Falando em yoga, não por acaso optei por, durante todo o texto, falar essa palavra como um substantivo feminino. Uma escolha que fiz para contrariar figuras como DeRose, que insiste em pontuar que yoga é um substantivo masculino, porque, em sânscrito, a língua de onde vem a palavra, trata-se de uma palavra masculina. Esse tipo de transposição linguística não passa de besteira, sobretudo quando falamos de uma língua que possui três gêneros (masculino, feminino e neutro), como é o caso do sânscrito. Não passa de um esforço por buscar uma masculinidade nessa prática que, no método desenvolvido por DeRose, é feita para “homens jovens“. Nessa mesma entrevista deprimente, quando perguntado sobre como uma dona de casa poderia fazer suas práticas, DeRose é rápido e enfático em dizer “não, dona de casa, não”. Essa prática não é feita pra essas pessoas. 

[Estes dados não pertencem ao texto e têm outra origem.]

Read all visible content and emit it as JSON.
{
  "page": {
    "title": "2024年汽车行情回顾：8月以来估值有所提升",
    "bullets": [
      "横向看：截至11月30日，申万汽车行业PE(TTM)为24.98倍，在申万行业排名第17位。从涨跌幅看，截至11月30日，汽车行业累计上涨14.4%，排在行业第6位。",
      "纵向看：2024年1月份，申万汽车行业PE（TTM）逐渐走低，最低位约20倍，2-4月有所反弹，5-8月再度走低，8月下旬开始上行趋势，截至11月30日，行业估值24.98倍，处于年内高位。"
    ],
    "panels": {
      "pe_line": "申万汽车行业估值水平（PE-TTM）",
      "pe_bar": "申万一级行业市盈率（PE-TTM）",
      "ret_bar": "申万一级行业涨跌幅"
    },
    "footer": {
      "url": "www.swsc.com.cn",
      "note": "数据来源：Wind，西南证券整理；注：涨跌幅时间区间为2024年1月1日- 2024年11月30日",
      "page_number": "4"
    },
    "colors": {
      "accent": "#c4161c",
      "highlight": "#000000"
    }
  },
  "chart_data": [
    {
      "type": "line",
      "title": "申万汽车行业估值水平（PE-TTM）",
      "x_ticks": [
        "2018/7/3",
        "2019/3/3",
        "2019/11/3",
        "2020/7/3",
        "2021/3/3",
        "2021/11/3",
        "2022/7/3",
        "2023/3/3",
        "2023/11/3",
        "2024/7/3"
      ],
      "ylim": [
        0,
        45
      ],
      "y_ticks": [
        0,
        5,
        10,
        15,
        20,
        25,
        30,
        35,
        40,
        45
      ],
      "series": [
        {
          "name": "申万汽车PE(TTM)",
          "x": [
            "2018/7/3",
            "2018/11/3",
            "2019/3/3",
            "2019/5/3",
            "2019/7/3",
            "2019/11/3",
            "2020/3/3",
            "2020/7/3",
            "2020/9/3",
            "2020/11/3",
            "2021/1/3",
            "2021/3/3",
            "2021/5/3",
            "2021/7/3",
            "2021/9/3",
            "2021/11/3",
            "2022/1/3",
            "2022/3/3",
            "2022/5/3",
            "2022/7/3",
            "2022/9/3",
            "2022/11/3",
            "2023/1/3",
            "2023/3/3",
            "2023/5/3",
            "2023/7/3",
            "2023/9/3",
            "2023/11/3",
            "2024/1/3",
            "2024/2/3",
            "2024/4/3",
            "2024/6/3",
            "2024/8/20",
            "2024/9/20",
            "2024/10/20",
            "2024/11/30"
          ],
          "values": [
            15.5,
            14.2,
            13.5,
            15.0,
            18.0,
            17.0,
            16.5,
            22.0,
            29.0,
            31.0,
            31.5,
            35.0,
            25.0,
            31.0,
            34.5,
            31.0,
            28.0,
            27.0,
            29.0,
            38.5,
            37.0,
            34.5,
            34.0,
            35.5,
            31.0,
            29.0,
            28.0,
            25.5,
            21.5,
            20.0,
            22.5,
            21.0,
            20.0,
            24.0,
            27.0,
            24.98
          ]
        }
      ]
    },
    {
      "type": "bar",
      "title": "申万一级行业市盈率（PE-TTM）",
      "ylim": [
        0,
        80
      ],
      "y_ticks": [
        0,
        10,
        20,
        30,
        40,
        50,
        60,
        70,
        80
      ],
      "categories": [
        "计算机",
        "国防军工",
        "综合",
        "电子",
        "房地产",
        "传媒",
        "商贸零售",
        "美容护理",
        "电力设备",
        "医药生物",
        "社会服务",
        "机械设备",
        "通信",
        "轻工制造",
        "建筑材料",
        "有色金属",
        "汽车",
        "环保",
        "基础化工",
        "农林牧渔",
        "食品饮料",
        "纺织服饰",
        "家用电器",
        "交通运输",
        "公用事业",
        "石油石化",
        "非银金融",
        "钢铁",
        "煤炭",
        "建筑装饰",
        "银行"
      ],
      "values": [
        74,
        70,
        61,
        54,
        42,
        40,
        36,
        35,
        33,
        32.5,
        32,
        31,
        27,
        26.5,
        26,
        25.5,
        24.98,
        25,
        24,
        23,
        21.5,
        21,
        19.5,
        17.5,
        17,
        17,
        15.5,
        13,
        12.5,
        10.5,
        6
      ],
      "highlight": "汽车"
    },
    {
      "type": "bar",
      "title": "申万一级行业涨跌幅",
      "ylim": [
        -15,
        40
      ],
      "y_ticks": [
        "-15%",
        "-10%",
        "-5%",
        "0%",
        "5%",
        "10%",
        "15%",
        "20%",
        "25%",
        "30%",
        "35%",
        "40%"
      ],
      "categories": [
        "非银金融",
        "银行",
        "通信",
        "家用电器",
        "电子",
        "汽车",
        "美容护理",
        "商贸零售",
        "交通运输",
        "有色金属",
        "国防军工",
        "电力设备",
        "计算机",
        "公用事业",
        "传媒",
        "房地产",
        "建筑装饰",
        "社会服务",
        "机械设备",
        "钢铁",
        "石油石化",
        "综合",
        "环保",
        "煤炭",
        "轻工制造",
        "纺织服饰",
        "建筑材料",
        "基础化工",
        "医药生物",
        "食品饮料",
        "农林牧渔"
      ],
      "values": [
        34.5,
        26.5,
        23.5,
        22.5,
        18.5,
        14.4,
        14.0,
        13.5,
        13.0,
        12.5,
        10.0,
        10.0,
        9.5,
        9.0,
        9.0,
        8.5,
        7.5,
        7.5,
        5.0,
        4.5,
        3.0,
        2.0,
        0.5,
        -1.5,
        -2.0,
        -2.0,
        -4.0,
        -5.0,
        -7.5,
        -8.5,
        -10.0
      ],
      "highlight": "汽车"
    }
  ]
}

Eu mesmo cheguei a praticar yoga com esse método, porque sempre quis fazer yoga, mas, como sempre foi muito caro, acabei conseguindo praticar quando uma escola, que segue esse método, colocou alguns meses de aula no Groupon. Em pouco tempo, já percebi o buraco onde tinha me metido: um ambiente elitista e branco, de classe média; aquela classe média gratiluz. Não vou ter a arrogância de dizer que todos esses espaços são assim, mas acho necessário compartilhar uma situação que pude presenciar: em uma rede social onde eu tinha minha antiga instrutora de yoga – pessoa de quem eu já não gostava na época, mas com quem eu mantinha uma postura pacífica -, ela compartilhou um vídeo sobre um experimento social onde uma pessoa finge passar mal e cair no chão, em público, primeiro “mal vestido” e, em outro momento, vestido de terno. Como era de se esperar, nesse mundo elitista, que só se importa com quem tem dinheiro, as pessoas ajudam aquele que parece ter dinheiro, mas não ajudam quando ele parece ser pobre. A surpresa não está no vídeo, mas no comentário dela, que, marcando outras pessoas do grupo de yoga, fala sobre a “importância de nos vestirmos bem”. Ou seja, a mensagem que esse “ser de luz” tira de um experimento desse, não é que devemos mudar e ajudar a todos e todas, independente de como se vestem e do que aparentam, mas, sim, que temos que “nos vestir bem” para termos mais acesso a tudo, inclusive a ajuda se estivermos passando mal. Mas isso não é política, não é mesmo?

Em suma, deixo claro que minha crítica não é à yoga, seus praticantes, nem à espiritualidade e suas práticas. A crítica é à acriticidade. Ao uso da espiritualidade por fundamentalistas, autoritários, preconceituosos e elitistas em geral. À postura indiferente perante a realidade material. À crença de que basta querermos, que teremos qualquer coisa. À negação das condições materiais de sobrevivência. À meritocracia econômico-espiritual. À positividade tóxica. À negação da luta de classes. À fantasia de que a espiritualidade prescinde de política. Sigam os caminhos espirituais que bem entenderem, façam as práticas que quiserem, mas sejam críticos. E não me venham falar as besteiras de que esses caminhos espirituais não têm ligação com política, ou que os miseráveis só o são porque querem. Tenham o mínimo de coerência e compaixão, “seres de luz”.

Jorge Vitral é físico, mestre em educação e é um dos fundadores editores do Portal Autônomo de Ciências.

[1] DARDOT, P.; LAVAL, C.. A nova razão do mundo. Boitempo editorial, 2017. p. 324.